New York City official defends “supersize” drink ban
WASHINGTON, (Reuters) – New York City’s top health official yesterday shot back at critics who have blasted the city’s plan to limit the sale of oversized sugary drinks such as soda, calling beverage industry opposition ridiculous.
The proposed ban, which caps most sugar-sweetened beverages at 16 ounces and carries a $200 fine for vendors that do not comply, met immediate backlash from beverage companies and others who argue it is government overreach, but was lauded by public health experts.
“It’s not saying ‘no’ to people. It’s saying, ‘Are you sure? Do you really want that?’“ Thomas Farley, New York City’s health commissioner, said. “It’s sending people a message while giving people the freedom to drink as much as they want.”
Speaking at an anti-soda conference in Washington, Farley said that drink makers are following the same play-book as tobacco companies that push back against government action aimed at protecting consumers from harmful products.
Coca-Cola Co and McDonald’s Corp along with beverage industry groups have said consumers should be able to make their own drink choices and that sodas are not to blame for the nation’s soaring obesity rates.

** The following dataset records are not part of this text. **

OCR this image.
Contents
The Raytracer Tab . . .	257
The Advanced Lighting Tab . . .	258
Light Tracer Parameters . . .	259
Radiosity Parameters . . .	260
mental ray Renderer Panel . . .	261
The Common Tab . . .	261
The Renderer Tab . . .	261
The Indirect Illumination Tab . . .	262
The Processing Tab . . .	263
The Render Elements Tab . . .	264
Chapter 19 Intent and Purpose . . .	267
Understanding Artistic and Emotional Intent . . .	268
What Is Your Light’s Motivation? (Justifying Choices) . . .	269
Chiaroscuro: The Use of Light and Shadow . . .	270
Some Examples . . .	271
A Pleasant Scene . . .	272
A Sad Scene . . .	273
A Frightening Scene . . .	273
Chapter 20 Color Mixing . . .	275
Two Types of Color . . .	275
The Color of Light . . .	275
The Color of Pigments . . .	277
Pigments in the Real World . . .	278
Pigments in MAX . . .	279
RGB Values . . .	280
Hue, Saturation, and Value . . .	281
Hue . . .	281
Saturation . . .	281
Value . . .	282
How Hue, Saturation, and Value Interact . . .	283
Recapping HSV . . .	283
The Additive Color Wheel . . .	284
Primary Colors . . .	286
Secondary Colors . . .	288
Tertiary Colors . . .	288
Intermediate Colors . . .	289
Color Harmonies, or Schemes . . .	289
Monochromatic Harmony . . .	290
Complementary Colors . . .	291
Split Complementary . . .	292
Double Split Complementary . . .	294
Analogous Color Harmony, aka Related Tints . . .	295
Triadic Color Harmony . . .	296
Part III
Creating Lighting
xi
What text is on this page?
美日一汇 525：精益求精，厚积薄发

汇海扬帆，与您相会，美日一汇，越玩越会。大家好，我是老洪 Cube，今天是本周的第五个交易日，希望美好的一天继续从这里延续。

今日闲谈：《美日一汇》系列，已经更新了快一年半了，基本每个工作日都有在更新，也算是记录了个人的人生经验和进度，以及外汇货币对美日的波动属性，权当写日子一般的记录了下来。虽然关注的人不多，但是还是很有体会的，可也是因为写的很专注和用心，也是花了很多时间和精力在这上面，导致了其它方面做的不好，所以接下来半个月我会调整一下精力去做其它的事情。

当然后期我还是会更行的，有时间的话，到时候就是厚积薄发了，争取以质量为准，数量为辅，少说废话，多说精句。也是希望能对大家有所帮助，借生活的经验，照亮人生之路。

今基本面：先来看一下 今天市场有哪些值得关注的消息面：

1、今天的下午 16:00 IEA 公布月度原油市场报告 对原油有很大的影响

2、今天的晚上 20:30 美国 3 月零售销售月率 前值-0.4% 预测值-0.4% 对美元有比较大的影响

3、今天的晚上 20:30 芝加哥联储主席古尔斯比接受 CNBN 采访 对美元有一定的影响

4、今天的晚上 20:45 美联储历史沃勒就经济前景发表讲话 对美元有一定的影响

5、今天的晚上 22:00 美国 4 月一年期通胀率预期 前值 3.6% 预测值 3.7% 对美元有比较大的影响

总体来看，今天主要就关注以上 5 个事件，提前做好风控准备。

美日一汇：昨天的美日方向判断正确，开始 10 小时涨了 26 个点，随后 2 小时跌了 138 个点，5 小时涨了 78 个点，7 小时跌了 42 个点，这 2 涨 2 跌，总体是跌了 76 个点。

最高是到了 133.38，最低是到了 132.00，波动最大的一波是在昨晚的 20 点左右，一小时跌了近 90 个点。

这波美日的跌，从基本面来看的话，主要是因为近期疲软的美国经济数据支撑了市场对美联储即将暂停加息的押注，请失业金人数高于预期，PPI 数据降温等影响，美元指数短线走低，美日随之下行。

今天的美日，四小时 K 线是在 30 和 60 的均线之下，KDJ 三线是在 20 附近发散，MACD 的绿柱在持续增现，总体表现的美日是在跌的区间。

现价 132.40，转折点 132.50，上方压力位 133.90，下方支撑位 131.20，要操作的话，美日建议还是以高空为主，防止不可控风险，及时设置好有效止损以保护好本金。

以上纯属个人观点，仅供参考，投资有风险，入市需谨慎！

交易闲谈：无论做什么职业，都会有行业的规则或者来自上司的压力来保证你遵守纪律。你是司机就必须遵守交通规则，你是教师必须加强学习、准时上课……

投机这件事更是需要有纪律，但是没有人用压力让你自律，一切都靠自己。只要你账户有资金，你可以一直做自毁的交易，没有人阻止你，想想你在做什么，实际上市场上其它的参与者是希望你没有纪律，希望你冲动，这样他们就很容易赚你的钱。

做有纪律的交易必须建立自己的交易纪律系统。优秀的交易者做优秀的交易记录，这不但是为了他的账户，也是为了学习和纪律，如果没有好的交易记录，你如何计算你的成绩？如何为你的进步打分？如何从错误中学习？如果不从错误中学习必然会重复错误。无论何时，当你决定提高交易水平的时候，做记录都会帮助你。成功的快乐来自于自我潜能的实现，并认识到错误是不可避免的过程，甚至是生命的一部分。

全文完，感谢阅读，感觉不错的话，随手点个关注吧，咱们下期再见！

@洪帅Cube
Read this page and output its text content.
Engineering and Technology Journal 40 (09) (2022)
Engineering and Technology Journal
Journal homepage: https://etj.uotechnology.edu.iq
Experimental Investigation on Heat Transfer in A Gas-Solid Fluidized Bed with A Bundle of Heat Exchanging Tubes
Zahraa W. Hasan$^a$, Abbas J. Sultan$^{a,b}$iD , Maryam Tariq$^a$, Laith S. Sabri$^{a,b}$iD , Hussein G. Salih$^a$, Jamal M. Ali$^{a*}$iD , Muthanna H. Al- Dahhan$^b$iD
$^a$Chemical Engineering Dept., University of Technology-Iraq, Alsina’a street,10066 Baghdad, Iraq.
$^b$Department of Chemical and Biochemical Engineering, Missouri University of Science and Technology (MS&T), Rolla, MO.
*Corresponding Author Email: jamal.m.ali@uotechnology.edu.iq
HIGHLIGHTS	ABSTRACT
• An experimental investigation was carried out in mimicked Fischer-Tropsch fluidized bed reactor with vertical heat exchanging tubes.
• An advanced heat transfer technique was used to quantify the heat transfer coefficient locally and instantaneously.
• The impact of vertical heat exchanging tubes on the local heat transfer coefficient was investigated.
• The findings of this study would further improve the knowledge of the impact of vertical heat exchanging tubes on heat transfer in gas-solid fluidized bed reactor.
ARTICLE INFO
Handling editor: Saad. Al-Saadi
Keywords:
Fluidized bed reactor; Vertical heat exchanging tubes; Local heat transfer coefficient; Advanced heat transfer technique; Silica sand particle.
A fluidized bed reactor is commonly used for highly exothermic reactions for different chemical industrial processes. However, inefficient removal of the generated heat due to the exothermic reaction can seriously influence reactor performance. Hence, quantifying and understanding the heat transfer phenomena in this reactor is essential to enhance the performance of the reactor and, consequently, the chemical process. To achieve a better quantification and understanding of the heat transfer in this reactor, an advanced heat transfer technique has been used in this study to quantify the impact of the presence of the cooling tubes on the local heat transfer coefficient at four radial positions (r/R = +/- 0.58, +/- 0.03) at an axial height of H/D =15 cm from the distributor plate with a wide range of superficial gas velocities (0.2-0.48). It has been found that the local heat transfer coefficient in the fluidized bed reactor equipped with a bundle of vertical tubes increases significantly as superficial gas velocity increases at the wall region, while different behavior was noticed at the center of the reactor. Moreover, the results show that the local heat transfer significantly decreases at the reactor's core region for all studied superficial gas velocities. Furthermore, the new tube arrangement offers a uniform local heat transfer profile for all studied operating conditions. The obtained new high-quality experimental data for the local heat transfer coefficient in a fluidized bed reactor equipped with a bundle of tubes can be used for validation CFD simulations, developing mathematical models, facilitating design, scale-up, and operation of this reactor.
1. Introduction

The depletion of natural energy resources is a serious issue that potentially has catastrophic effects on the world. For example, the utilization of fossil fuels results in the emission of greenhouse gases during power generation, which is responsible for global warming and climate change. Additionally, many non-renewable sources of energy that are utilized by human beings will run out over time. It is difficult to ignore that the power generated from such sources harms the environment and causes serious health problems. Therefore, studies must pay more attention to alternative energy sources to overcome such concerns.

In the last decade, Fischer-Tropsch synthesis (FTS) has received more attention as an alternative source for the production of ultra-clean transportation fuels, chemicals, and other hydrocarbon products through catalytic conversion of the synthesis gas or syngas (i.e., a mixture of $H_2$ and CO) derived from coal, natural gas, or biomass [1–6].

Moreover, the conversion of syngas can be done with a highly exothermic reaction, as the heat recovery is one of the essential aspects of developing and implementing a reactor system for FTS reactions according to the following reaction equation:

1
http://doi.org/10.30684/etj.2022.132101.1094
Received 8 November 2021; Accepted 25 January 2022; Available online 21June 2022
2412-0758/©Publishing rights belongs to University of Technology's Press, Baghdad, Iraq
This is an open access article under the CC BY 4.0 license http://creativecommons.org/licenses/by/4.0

The industry has launched a wave of ads attacking New York City’s plan, which New York City Mayor Michael Bloomberg announced last week.
Sugary drink consumption may just be a part of the U.S. obesity epidemic, but the products are the largest single source of sugar in the diet and have a major impact on health, Farley said. Reducing obesity by just 10 percent in New York City would save about 500 lives a year, he added.
“It’s ridiculous to say we shouldn’t try something that’s only going to solve a portion of the problem,” he said at the event, which was sponsored by the Center for Science in the Public Interest, a group that has long advocated against junk food.